Carlos Moreno –
Jornal i, opinião
O governo devia ter
iniciado o saneamento das contas públicas por cortes racionais, estruturais e
permanentes na despesa injustificável, de desperdício e insustentável
Não é possível
alguém no seu perfeito juízo entender o que se passou no seio da coligação nos
últimos dias, e sobretudo o que ficou decidido no que respeita a futuros cortes
nos montantes das reformas e pensões dos mais velhos, no quadro da sétima
avaliação da troika. Em matéria tão sensível seria imperativo ético, moral,
social e político que tudo fosse clara e cabalmente explicado pelo governo e
pelos parceiros da coligação para não acrescentar à vida colectiva angústia,
medo e desespero dos seus mais fracos e frágeis.

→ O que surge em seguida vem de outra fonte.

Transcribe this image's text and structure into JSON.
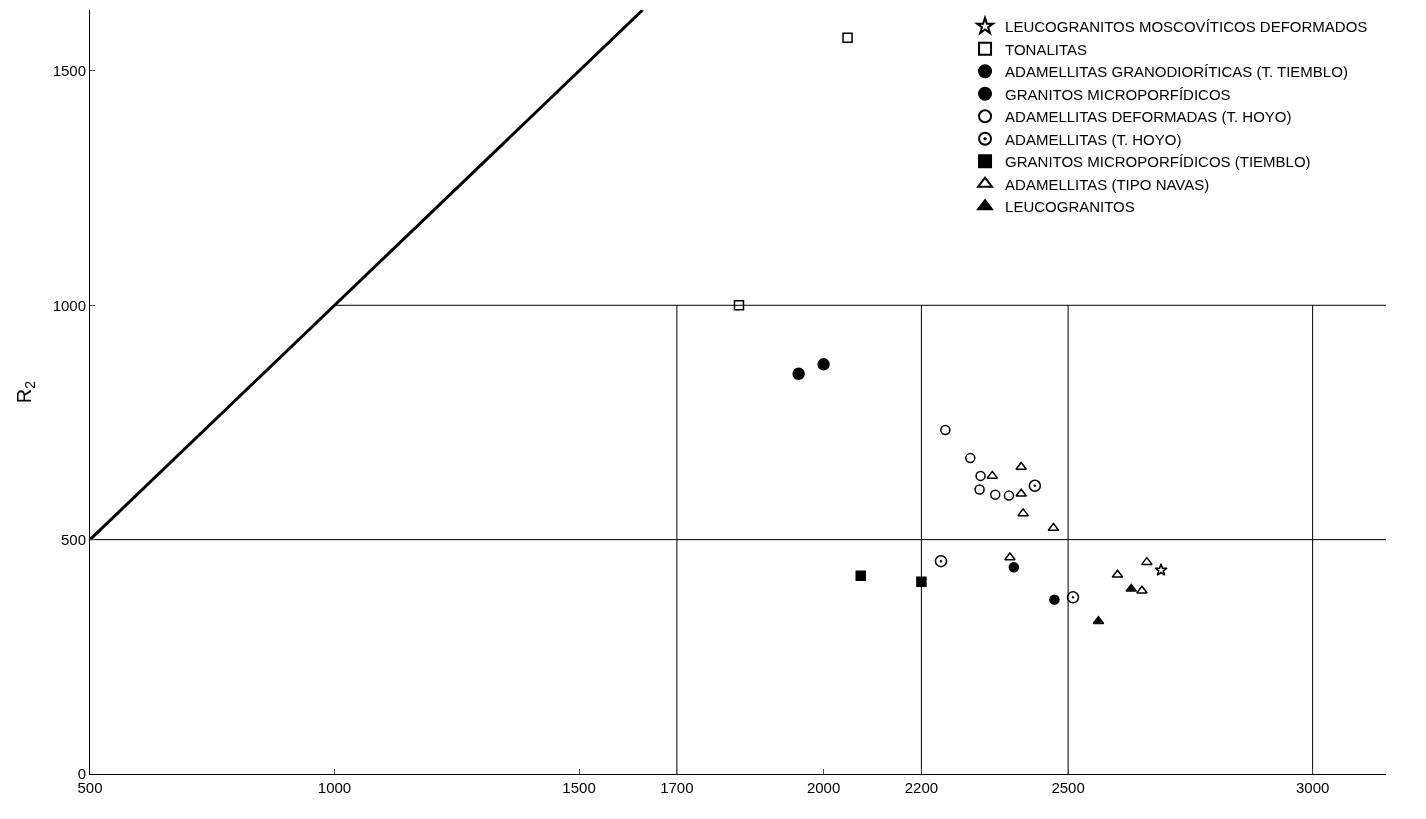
{
  "chart_data": {
    "type": "scatter",
    "ylabel": "R$_{2}$",
    "xlim": [
      500,
      3150
    ],
    "ylim": [
      0,
      1630
    ],
    "xticks": [
      500,
      1000,
      1500,
      1700,
      2000,
      2200,
      2500,
      3000
    ],
    "yticks": [
      0,
      500,
      1000,
      1500
    ],
    "legend": "top right",
    "series": [
      {
        "type": "line",
        "color": "#000000",
        "x": [
          500,
          1630
        ],
        "values": [
          500,
          1630
        ],
        "marker": "none"
      },
      {
        "type": "line",
        "color": "#000000",
        "x": [
          1000,
          3150
        ],
        "values": [
          1000,
          1000
        ],
        "marker": "none"
      },
      {
        "type": "line",
        "color": "#000000",
        "x": [
          500,
          3150
        ],
        "values": [
          500,
          500
        ],
        "marker": "none"
      },
      {
        "type": "line",
        "color": "#000000",
        "x": [
          1700,
          1700
        ],
        "values": [
          0,
          1000
        ],
        "marker": "none"
      },
      {
        "type": "line",
        "color": "#000000",
        "x": [
          2200,
          2200
        ],
        "values": [
          0,
          1000
        ],
        "marker": "none"
      },
      {
        "type": "line",
        "color": "#000000",
        "x": [
          2500,
          2500
        ],
        "values": [
          0,
          1000
        ],
        "marker": "none"
      },
      {
        "type": "line",
        "color": "#000000",
        "x": [
          3000,
          3000
        ],
        "values": [
          0,
          1000
        ],
        "marker": "none"
      },
      {
        "name": "LEUCOGRANITOS MOSCOVÍTICOS DEFORMADOS",
        "color": "#000000",
        "marker": "star-open",
        "x": [
          2690
        ],
        "values": [
          435
        ]
      },
      {
        "name": "TONALITAS",
        "color": "#000000",
        "marker": "square-open",
        "x": [
          2049,
          1827
        ],
        "values": [
          1571,
          1000
        ]
      },
      {
        "name": "ADAMELLITAS GRANODIORÍTICAS (T. TIEMBLO)",
        "color": "#000000",
        "marker": "circle-dot",
        "x": [
          1949,
          2000
        ],
        "values": [
          854,
          874
        ]
      },
      {
        "name": "GRANITOS MICROPORFÍDICOS",
        "color": "#000000",
        "marker": "circle",
        "x": [
          2389,
          2472
        ],
        "values": [
          441,
          372
        ]
      },
      {
        "name": "ADAMELLITAS DEFORMADAS (T. HOYO)",
        "color": "#000000",
        "marker": "circle-open",
        "x": [
          2249,
          2300,
          2321,
          2319,
          2351,
          2379
        ],
        "values": [
          734,
          674,
          636,
          607,
          596,
          594
        ]
      },
      {
        "name": "ADAMELLITAS (T. HOYO)",
        "color": "#000000",
        "marker": "circle-open-dot",
        "x": [
          2432,
          2240,
          2510
        ],
        "values": [
          615,
          454,
          377
        ]
      },
      {
        "name": "GRANITOS MICROPORFÍDICOS (TIEMBLO)",
        "color": "#000000",
        "marker": "square",
        "x": [
          2076,
          2200
        ],
        "values": [
          423,
          410
        ]
      },
      {
        "name": "ADAMELLITAS (TIPO NAVAS)",
        "color": "#000000",
        "marker": "triangle-up-open",
        "x": [
          2345,
          2404,
          2404,
          2408,
          2470,
          2381,
          2601,
          2661,
          2651
        ],
        "values": [
          636,
          655,
          598,
          556,
          525,
          462,
          425,
          452,
          391
        ]
      },
      {
        "name": "LEUCOGRANITOS",
        "color": "#000000",
        "marker": "triangle-up",
        "x": [
          2629,
          2562
        ],
        "values": [
          395,
          326
        ]
      }
    ]
  }
}
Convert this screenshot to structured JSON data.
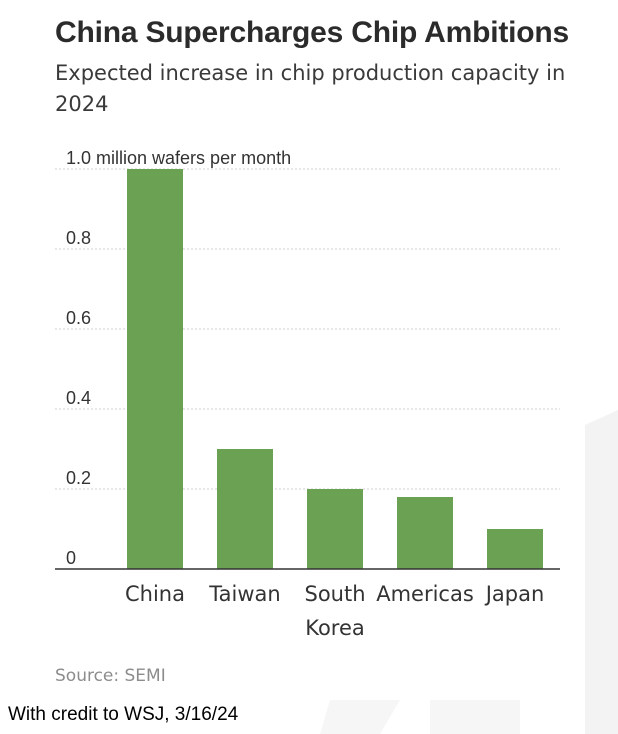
{
  "title": "China Supercharges Chip Ambitions",
  "subtitle": "Expected increase in chip production capacity in 2024",
  "source": "Source: SEMI",
  "credit": "With credit to WSJ, 3/16/24",
  "colors": {
    "bar": "#6aa152",
    "grid": "#cfcfcf",
    "axis": "#333333",
    "text": "#333333"
  },
  "chart_data": {
    "type": "bar",
    "title": "China Supercharges Chip Ambitions",
    "subtitle": "Expected increase in chip production capacity in 2024",
    "ylabel": "million wafers per month",
    "xlabel": "",
    "categories": [
      [
        "China"
      ],
      [
        "Taiwan"
      ],
      [
        "South",
        "Korea"
      ],
      [
        "Americas"
      ],
      [
        "Japan"
      ]
    ],
    "values": [
      1.0,
      0.3,
      0.2,
      0.18,
      0.1
    ],
    "ylim": [
      0,
      1.0
    ],
    "yticks": [
      0,
      0.2,
      0.4,
      0.6,
      0.8,
      1.0
    ],
    "ytick_labels": [
      "0",
      "0.2",
      "0.4",
      "0.6",
      "0.8",
      "1.0 million wafers per month"
    ],
    "grid": true,
    "legend": "none"
  }
}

O deplorável espectáculo e o jogo do esconde-esconde, visível para qualquer
observador independente, entre os parceiros de coligação, a respeito de cortes
sobre reformas e pensões, porque envolveu um órgão de soberania, deixou-nos a
insuportável impressão de que o mesmo não se dá ao respeito, nem respeita os
cidadãos que o elegeram. Em política o que parece é.
O governo devia ter iniciado o saneamento das contas públicas por cortes
racionais, estruturais e permanentes na despesa injustificável, de desperdício
e insustentável. Optou pelo mais simples – cortes irracionais onde era mais
fácil, nomeadamente nas reformas e nas pensões e aumentando a carga fiscal. As
metas do défice não foram atingidas e agora, perdido o estado de graça, a
coligação treme sempre que o ministro das Finanças avança.

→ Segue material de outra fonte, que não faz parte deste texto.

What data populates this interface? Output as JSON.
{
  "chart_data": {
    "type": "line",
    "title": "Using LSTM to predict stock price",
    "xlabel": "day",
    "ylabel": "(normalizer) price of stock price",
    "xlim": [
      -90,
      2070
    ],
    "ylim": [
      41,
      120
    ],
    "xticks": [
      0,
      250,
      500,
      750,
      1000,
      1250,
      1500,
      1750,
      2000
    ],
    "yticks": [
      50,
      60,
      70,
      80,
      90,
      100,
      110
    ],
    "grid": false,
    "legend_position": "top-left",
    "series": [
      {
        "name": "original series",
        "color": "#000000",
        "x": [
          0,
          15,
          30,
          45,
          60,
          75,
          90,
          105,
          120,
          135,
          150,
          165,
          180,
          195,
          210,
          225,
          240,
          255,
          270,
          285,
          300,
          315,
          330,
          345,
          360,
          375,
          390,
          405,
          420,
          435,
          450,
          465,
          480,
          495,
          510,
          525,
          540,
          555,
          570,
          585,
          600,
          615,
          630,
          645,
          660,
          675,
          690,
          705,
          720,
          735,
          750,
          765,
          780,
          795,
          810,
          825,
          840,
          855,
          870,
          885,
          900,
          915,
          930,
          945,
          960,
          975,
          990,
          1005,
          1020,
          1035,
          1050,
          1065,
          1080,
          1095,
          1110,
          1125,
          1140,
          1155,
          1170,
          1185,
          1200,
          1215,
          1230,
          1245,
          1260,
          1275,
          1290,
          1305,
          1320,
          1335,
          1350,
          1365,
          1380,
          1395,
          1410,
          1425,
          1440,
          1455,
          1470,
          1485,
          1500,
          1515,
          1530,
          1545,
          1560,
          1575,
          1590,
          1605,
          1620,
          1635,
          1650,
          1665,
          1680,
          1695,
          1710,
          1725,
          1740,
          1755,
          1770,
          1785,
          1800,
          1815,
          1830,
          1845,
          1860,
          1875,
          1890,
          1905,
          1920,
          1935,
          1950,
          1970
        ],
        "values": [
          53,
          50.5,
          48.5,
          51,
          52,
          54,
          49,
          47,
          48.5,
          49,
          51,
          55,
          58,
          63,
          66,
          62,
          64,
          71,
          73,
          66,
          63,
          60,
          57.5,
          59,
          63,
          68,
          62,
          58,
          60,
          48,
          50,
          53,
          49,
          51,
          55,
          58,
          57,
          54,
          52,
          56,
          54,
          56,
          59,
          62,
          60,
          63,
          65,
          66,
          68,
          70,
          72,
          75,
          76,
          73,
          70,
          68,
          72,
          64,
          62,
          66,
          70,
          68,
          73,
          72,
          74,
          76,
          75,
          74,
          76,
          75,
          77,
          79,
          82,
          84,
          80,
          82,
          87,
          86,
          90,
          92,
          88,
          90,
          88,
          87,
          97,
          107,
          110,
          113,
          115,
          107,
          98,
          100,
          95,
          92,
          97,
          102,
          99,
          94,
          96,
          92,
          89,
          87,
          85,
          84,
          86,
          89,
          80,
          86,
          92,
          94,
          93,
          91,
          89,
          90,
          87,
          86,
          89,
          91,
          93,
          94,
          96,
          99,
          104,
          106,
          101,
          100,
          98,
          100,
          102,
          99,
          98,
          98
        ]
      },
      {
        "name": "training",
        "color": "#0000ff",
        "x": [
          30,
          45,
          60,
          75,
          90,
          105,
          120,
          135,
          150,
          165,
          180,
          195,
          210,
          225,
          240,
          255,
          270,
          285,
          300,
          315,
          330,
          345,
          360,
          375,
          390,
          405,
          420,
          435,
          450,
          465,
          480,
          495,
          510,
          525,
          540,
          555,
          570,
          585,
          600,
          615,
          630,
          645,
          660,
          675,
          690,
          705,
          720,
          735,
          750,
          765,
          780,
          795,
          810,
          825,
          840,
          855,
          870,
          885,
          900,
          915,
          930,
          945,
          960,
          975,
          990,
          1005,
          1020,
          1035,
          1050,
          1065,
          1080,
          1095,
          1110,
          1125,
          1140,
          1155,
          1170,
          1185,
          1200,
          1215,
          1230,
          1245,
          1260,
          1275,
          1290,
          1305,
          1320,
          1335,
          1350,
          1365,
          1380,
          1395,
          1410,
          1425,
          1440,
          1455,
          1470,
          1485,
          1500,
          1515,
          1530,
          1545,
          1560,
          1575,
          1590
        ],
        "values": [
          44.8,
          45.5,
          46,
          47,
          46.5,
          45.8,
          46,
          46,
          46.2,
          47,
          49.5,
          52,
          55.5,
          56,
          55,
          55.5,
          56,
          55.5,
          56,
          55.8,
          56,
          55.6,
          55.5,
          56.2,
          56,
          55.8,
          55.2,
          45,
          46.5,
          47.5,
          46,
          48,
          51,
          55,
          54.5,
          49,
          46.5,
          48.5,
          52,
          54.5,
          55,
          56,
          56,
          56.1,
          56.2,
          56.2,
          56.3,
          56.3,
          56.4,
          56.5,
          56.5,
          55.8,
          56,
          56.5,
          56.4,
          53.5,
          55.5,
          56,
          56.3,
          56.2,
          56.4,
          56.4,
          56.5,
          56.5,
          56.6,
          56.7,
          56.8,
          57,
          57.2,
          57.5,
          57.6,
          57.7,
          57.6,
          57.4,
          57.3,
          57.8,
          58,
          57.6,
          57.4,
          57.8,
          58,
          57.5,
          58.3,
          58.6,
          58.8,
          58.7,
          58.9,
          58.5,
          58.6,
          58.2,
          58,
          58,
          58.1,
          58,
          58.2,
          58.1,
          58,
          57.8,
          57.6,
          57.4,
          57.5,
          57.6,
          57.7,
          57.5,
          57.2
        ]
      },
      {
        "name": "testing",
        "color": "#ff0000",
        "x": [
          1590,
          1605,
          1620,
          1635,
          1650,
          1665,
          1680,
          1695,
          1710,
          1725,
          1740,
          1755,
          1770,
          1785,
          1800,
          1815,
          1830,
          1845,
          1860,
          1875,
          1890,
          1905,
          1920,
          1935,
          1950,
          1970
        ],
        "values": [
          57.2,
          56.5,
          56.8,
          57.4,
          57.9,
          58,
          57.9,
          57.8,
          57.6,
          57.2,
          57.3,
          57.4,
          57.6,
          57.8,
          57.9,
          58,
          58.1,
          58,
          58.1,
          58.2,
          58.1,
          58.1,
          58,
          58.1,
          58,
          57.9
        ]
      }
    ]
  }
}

Os reformados e pensionistas, de há dois anos a esta parte são alvo de cortes
cegos e horizontais, sem equidade fiscal, já que não foram tidos em
consideração factores como o rendimento per capita do agregado familiar real,
ou a idade, ou o estado de saúde dos idosos.
E todos sabemos que reformados e pensionistas têm assumido o encargo social de
dar tecto e comida a centenas e centenas de familiares desempregados e de
jovens desempregados e subempregados, evitando, porventura, uma explosão social
de resultados imprevisíveis.
Nos próximos meses mais de 500 mil desempregados perderão o respectivo subsídio
de desemprego. Nesta conjuntura, o corte nas reformas e nas pensões pode ser o
rastilho que faltava para pegar fogo à sociedade portuguesa.
Do ponto de vista substancial, o pagamento de pensões e reformas não configura
uma verdadeira despesa pública, nem qualquer tipo de prestação ou dádiva
social. Traduz, antes, simplificando, a devolução pelo Estado aos aposentados e
pensionistas dos montantes, devidamente capitalizados, que os trabalhadores foram
obrigados por lei a retirar mensalmente dos seus salários e a confiar ao
Estado, enquanto activos. A fim de serem postos à disposição dos trabalhadores,
mensalmente, após cessação da sua actividade. Tudo isto evidentemente no quadro
legal vigente até à data da cessação da actividade.
Será por isso que em certos países as reformas constituem propriedade privada,
intocável.
Se o Estado, durante a vida activa dos trabalhadores, se desviou destas boas
práticas ou descurou normas prudenciais evidentes e visíveis, a falha foi do
Estado.
O corte nas reformas e pensões não representa assim uma verdadeira redução da
despesa pública, mas um exemplo atípico de expropriação, sem indemnização, por
parte do Estado. E ainda a violação do princípio da confiança entre o Estado e
os cidadãos.
Se é indispensável ao país recuperar a credibilidade externa ajustando as
contas públicas, não é menos necessário ter a confiança dos seus cidadãos para
o poder fazer. Acrescentar novo corte a reformas e pensões constituirá acto ética,
moral e socialmente inaceitável e uma prepotência do Estado, porventura à
margem da lei, sobre os mais fracos e frágeis da sociedade.